Ce pan du projet a commencé quand les données à long terme sur le suivi longitudinal des individus marqués a permis d’aborder des questions relatives aux effets de l’âge et de l’expérience sur les paramètres de reproduction et de mortalité des animaux.
Les questions principales sur lesquelles nous travaillons actuellement sont étudiées dans le cadre de la théorie de l’évolution des traits d’histoire de vie. Nous travaillons à la fois sur l’utilisation d’outils d’analyse de données longitudinales principalement utilisées en démographie humaine, et sur la compréhension des patrons de variation des traits d’histoire de vie le long de la trajectoire de vie des individus.
Peut-on déceler de la sénescence en termes de reproduction ? De mortalité ? Pour la reproduction, voit-on des patrons de variation de la taille de ponte ? De la probabilité d’élever des jeunes viables ?
La vitesse de déclin des paramètres de reproduction et d’augmentation de la mortalité est-elle liée à l’âge d’entrée de l’individu dans le segment reproducteur de la population ?
Quelle la forme de la relation entre reproduction et âge, et entre mortalité et âge ?
Les activités des jeunes avant leur entrée dans le segment reproducteur de la population (qui se fait entre 2 et 10 ans) sont-elles associées à des variations d’âge d’accession à la reproduction ? Notamment l’implication dans des activités territoriales avant-même la reproduction.
L’une des difficultés les plus ardues à surmonter vient du fait que les populations sont généralement composées d’individus dont le « potentiel à survivre », ou le « potentiel à se reproduire » n’est pas le même, pour des raisons souvent inconnues (les conditions connues durant le développement par exemple, ou durant la phase pré-reproductrice, qui dure plusieurs années, le terrain génétique, etc.). Dans une telle situation, il faut déjouer ce que les démographes appellent « les ruses de l’hétérogénéité». Séparer les variations du risque de mortalité au cours de la vie qui s’expriment chez chaque individu, et celles qui sont décelables quand tous les individus sont agrégés, a été l’une des avancées majeures de cette étude, qui permet de poursuivre les travaux dans ce domaine actuellement.
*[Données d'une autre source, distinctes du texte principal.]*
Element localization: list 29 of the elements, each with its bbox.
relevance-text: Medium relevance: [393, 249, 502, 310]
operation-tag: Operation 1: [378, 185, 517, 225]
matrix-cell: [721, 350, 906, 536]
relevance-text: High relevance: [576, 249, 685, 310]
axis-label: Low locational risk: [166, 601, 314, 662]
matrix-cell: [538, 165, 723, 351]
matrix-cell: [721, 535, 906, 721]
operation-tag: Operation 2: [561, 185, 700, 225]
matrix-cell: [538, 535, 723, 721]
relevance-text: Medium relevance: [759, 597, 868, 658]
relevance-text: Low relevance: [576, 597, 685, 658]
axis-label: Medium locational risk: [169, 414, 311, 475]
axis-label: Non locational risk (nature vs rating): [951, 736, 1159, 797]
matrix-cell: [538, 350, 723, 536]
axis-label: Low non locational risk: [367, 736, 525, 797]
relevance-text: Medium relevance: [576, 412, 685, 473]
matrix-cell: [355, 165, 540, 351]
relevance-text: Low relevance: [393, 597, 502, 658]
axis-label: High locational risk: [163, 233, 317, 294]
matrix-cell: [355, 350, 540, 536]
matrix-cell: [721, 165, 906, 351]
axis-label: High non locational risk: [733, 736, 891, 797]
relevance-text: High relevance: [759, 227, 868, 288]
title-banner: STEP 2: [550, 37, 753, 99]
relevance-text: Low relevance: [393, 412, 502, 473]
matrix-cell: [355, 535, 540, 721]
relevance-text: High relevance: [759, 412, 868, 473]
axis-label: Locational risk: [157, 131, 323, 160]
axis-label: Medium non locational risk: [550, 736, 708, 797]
Voici une illustration du patron de variation de la probabilité annuelle de survie en fonction de l'âge: il y une différence entre le patron détecté au niveau de l'ensemble de la population, et le patron exprimé durant la vie de chaque individu.
Les recherches actuelles se sont déplacées sur un nouvel enjeu: comprendre les processus gouvernant la diversité des trajectoires longitudinales individuelles, à l’image des études de parcours de vie en démographie humaine. De manière ultime, ces trajectoires résultent en une distribution de la fitness individuelle dans les populations. Ces trajectoires sont caractérisées par une succession d’états (pré-reproducteur, reproducteur en succès, en échec, non-reproducteur) et une longévité.
Les arrangements d’états dans les parcours individuels soulèvent des questions concernant les effets de l’âge (expérience, sénescence), l’existence de compromis entre la reproduction précoce et plus tardive, et interrogent sur l’existence de plusieurs types de parcours pouvant être éclairés par la théorie de l’évolution des histoires de vie et analysés par des méthodes démographiques. Ces trajectoires individuelles peuvent varier en fonction des conditions connues par l’individu durant son développement, ou durant sa vie reproductrice. Le taux de croissance d’une population dépend donc du vécu des individus de nombreuses années avant. Comprendre les effets différés d’événements environnementaux est important pour comprendre la dynamique contemporaine d’une population. Seuls les suivis longitudinaux à long terme donnent accès à ces connaissances. La composition (par exemple la structure d’âge) d’une population lors d’une perturbation influence sa réponse démographique : cette dernière est le résultat de la réponse différente de plusieurs catégories d’individus présents dans la population à un moment donné. Le suivi individuel de chaque animal permet de prendre en compte l’hétérogénéité au sein des populations et d’éviter les pièges "des ruses de l’hétérogénéité", bien connus en démographie humaine.
Récemment notre attention s’est portée sur le rôle respectif de processus démographiques stochastiques, et de processus différents, mais non exclusifs, connus en démographie humaine ou d’autres champs disciplinaires ("frailty" : traits latents gouvernant les processus de reproduction et de mortalité ; "state-dependance" : modification des arrangements d’états par l’expérience d’états passés, etc.).